振り返った流実と青年の目がパチリとあった。

青年は十代後半くらいの外見で、茶髪に茶色の瞳。ハーフのような彫りの深い顔立ちの長身美形だった。


彼は、流実と目が合った瞬間、何故か石のように固まり動かなくなる。

自分の注文した料理を乗せたまま配膳する様子のない男に、流実は「あの…?」とおずおずと聞いた。


因みに流実は美形には鈍感だ。

何故なら人外レベルの美形である靭と一緒に暮らし、世話係をしているからだ。慣れとは恐ろしい。


「き、君、名前は?」

「? 流実と言います」

「―――!例の世話係の?」

「……あの、何か…」


まさか自分が新入りだから新手のイジメでご飯を渡さないとか…あ、違った。

普通に手渡してくれた男に訝しげにお盆を受け取り、置いた瞬間だった。


「俺、(よう)って言います。―――付き合って下さい!」


唐突に手首を掴まれ、告白された。

驚いて固まった流実に変わり「は?」と返事をしたのがリリィだった。何故かその赤い瞳に若干の殺意が宿っている。


「本気で言ってんの?」

「嘘なんて言わないですよ、酷いな」

「……マズいですね…」


何故かサッと表情を青くしたギルバートに思わず流実が「え?」と聞き返す。

葉と名乗った青年は、未だ固まったままの流実を見つめ、握った手を自分の方に引いた。


「っわっ…!?」

「……君の話は皆から聞いてたんだけど…実物は噂以上だね」

「え?」

「運命って、こういう事なんだ……。俺めっちゃ一途だから、これからよろしくね?」


「えっ」としか言えなくなった流実に代わり、リリィが殺気を露わに葉の手を振り払った。
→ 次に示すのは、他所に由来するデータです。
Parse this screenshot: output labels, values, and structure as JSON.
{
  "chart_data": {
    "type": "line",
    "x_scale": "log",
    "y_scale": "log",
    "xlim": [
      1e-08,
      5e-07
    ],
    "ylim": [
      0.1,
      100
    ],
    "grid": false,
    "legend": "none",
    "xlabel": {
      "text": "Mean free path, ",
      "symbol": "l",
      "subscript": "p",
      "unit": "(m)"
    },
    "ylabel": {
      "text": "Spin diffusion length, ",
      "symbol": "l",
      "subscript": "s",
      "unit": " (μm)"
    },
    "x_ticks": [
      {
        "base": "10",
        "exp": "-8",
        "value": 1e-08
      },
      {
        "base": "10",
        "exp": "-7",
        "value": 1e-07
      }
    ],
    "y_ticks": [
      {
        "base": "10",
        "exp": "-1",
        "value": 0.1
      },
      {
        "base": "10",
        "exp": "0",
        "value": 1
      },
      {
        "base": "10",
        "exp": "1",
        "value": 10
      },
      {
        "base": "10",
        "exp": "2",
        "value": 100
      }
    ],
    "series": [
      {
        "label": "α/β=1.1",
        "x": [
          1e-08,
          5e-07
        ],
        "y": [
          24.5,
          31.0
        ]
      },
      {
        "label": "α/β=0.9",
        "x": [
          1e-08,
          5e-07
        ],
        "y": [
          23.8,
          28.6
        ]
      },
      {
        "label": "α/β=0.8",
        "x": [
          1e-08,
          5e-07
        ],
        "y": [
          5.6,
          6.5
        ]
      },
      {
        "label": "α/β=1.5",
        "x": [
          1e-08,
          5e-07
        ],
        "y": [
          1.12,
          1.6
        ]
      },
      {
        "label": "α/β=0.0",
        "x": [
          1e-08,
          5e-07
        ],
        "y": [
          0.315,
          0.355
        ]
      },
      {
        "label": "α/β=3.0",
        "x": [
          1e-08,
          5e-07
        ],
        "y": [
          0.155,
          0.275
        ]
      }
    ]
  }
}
「一途?重度のストーカーの間違いでしょ。アンタら犬族は」

「やだなぁ愛情深いんですよ」

「おーい葉!!早く料理運んでよ!!」


カウンターから水狼が声を上げる。そちらを見ると料理が並んで渋滞していた。

葉は慌てて流実の手首を離すと「待ってて!」と言って爽やかに去っていった。


(……あの人なりの……歓迎だったのかな…?)


流実は何も反応できないまま呆然と考えていると、ふとギルバートが耳打ちしてきた。


「流実さん。早く食べて下さい。葉が戻って来ない内に」

「え?」

「残念ながら今度ここに来る時は葉がいる時間帯は来ない方が懸命です。―――早く」


それってどういうー…

振り返って目が合った二人は、慮外にヤバそうな表情をしていた。

なので、流実は必死になって店長の気まぐれランチを口に掻き込むのであった。